Abstract A029: c-MYC/BCL2 induced replication stress drives dependence on POLQ-mediated microhomology-mediated end joining in aggressive large B-cell lymphoma
Cecilia Ayala-Zambrano, Dongni Yi, Michelle Manske, Kimberly Gwin, Richar Kandasamy, Surendra Dasari, Anne Novak, Shuhei Asada, Xiaosheng Wu, Zhenkun Lou, Thomas Witzig, Jithma AbeykoonAbstract
Introduction:
Large B-cell lymphoma (LBCL) harboring chromosomal rearrangements (double-hit, DH) or coexpression of MYC and BCL2 (double-expressor, DE) represents biologically aggressive subgroups with inferior clinical outcomes. Oncogene-driven DNA replication stress (ODRS) is a hallmark of MYC and BCL2 dysregulation; however, the DNA damage response (DDR) pathways that sustain replication and cell survival under ODRS remain incompletely defined in DLBCL. Identifying DDR dependencies induced by ODRS may reveal therapeutically actionable vulnerabilities in DH/DE-LBCL.
Methods:
We studied DH/DE-LBCL cell lines (OCILY1, SUDHL2, DOHH2), non-DH/DE-LBCL cell lines (HT, KARPAS422, HBL1), and benign retinal pigment epithelial (RPE) cells engineered to overexpress MYC and/or BCL2. ODRS and DNA damage were assessed by phosphorylation of RPA (S4/S8, S33) and H2AX histone (γH2AX), respectively, using immunofluorescence, immunohistochemistry, and western blot (WB).
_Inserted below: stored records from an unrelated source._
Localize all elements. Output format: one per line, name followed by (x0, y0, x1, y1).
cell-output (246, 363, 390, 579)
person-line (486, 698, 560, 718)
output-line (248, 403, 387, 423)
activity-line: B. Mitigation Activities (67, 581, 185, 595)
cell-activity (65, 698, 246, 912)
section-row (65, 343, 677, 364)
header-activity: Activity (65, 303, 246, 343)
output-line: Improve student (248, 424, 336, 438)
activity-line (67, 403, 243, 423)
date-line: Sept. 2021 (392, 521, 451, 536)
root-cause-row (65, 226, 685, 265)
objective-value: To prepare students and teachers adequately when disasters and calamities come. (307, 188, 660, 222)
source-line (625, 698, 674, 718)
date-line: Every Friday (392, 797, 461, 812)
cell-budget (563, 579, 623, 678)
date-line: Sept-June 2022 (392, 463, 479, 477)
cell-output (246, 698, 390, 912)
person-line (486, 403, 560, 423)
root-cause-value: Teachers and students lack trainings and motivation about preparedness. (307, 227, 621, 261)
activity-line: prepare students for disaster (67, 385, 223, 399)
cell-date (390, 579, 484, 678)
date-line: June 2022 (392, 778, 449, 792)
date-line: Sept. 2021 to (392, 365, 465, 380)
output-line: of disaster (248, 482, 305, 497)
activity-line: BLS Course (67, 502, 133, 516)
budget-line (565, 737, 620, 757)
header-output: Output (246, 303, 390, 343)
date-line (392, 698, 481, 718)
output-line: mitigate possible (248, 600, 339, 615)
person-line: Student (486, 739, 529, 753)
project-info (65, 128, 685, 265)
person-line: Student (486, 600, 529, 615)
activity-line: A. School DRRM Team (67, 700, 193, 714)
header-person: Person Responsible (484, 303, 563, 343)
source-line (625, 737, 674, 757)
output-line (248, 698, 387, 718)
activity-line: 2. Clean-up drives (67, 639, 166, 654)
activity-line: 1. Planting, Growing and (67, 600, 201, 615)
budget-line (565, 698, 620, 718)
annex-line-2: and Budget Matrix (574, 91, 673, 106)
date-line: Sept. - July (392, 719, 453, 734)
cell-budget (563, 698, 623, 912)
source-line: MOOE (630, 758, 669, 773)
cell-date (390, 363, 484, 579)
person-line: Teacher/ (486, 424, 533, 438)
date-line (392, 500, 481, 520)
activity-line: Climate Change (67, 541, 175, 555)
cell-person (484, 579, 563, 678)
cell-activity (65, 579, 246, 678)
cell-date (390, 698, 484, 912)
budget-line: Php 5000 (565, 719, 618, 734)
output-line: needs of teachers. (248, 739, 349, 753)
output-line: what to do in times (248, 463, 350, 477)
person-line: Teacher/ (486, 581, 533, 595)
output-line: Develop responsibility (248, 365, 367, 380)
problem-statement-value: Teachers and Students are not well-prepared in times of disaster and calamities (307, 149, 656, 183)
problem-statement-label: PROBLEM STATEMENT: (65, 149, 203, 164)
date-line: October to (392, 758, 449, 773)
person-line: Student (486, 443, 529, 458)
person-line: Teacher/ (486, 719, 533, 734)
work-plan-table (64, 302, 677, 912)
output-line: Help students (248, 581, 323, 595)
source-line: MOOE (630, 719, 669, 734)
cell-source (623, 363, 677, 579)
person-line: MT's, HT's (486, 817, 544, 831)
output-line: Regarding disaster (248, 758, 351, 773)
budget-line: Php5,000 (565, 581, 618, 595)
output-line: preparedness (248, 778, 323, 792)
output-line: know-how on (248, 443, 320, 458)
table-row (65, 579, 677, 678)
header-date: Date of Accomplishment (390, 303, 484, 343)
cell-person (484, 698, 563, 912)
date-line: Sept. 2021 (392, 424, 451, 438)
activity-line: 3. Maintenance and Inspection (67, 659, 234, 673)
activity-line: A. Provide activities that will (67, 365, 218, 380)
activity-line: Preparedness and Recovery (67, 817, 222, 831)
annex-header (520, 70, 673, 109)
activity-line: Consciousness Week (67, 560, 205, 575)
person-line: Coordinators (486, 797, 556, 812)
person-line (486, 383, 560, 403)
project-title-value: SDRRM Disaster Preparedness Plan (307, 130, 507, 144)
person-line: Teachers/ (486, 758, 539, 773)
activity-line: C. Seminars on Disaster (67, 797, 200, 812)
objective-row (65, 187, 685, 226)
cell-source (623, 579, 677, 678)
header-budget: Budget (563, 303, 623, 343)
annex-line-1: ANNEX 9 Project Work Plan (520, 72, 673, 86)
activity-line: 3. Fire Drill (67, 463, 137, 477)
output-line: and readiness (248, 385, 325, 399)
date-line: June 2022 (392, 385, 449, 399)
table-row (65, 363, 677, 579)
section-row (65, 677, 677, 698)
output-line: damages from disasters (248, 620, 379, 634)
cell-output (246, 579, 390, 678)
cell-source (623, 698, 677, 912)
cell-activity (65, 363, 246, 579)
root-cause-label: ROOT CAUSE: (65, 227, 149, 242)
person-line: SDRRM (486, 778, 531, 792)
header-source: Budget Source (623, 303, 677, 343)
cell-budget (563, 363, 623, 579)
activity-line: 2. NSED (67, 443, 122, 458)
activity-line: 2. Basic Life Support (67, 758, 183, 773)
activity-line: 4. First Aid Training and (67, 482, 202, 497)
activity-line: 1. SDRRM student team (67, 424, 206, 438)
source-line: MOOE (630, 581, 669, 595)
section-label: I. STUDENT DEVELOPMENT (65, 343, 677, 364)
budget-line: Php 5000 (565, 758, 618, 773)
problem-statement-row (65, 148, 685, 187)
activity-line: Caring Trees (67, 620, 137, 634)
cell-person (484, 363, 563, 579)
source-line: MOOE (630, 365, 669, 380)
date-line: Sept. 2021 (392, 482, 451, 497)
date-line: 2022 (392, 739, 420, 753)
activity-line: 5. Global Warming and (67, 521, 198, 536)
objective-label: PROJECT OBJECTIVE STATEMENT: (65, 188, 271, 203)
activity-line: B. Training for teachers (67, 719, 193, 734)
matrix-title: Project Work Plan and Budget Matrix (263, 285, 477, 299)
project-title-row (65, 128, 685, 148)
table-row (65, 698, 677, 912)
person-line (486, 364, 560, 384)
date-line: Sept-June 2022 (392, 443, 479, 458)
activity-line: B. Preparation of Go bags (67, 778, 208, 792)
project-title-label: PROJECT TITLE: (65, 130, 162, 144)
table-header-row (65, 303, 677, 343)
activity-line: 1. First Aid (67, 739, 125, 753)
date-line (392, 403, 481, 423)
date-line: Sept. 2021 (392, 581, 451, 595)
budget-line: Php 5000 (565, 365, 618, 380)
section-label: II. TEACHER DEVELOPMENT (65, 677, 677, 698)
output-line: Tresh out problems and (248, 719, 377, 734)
Activity of homologous recombination (HR), nonhomologous end-joining (NHEJ), and microhomology-mediated end joining (MMEJ) pathways were quantified with established reporter assays. POLΘ (gene: POLQ) expression, an MMEJ marker, was evaluated by qPCR and WB. DDR activity was assessed using genomic signatures from whole-exome sequencing data of 404 LBCL patients. In vitro sensitivity of LBCL cells to POLΘ and PARP inhibitors was assessed with publicly available small-molecule inhibitors using CellTiterGlo and clonogenic assays, and therapeutic efficacy was validated in a DH-LBCL xenograft model in NRG mice.
Results:
DH/DE-LBCL cells and primary tumors exhibited increased ODRS and persistent DNA damage compared with non-DH/DE-LBCL models, including accumulation of γH2AX in mitosis. Functional profiling revealed selective upregulation of MMEJ in MYC/BCL2-overexpressing cells, with minimal changes in HR or NHEJ activity. POLQ expression was significantly increased in DH/DE-LBCL cell lines and primary samples, and the ID6 signature (associated with MMEJ activity) was significantly enriched in DH-LBCL tumors compared to non-DH/DE-LBCL tumors. POLΘ inhibition demonstrated greater toxicity in DH/DE-LBCL and in MYC-overexpressing RPE cells compared to non-DH/DE-LBCL and wild-type RPEs. Combined inhibition of POLΘ and PARP resulted in marked synergy in vitro. The therapeutic efficacy of POLΘ inhibition, with the synthetic lethality of concurrent PARP inhibition, was validated in the DH-LBCL xenograft model. Concurrent POLΘ and PARP inhibition with small-molecule inhibitors induced an antitumor effect in vivo, with increased overall survival in mice compared with vehicle- or olaparib-single-agent-treated groups.
Conclusions:
ODRS in DH/DE-LBCL creates a selective dependence on MMEJ mediated by POLΘ. Therapeutic targeting of POLΘ, alone or in combination with PARP inhibition, exploits this vulnerability and represents a promising strategy for this high-risk LBCL subset. These findings provide a biological rationale for clinical translation of POLΘ-directed therapies in DH/DE-LBCL.
Citation Format:
Cecilia Ayala-Zambrano, Dongni Yi, Michelle Manske, Kimberly Gwin, Richar Kandasamy, Surendra Dasari, Anne Novak, Shuhei Asada, Xiaosheng Wu, Zhenkun Lou, Thomas Witzig, Jithma Abeykoon. c-MYC/BCL2 induced replication stress drives dependence on POLQ-mediated microhomology-mediated end joining in aggressive large B-cell lymphoma [abstract]. In: Proceedings of the Fifth AACR International Meeting on Advances in Malignant Lymphoma: From Discovery to Clinical Impact; 2026 Jun 24-27; Philadelphia, PA. Philadelphia (PA): AACR; Blood Cancer Discov 2026;7(3_Suppl):Abstract nr A029.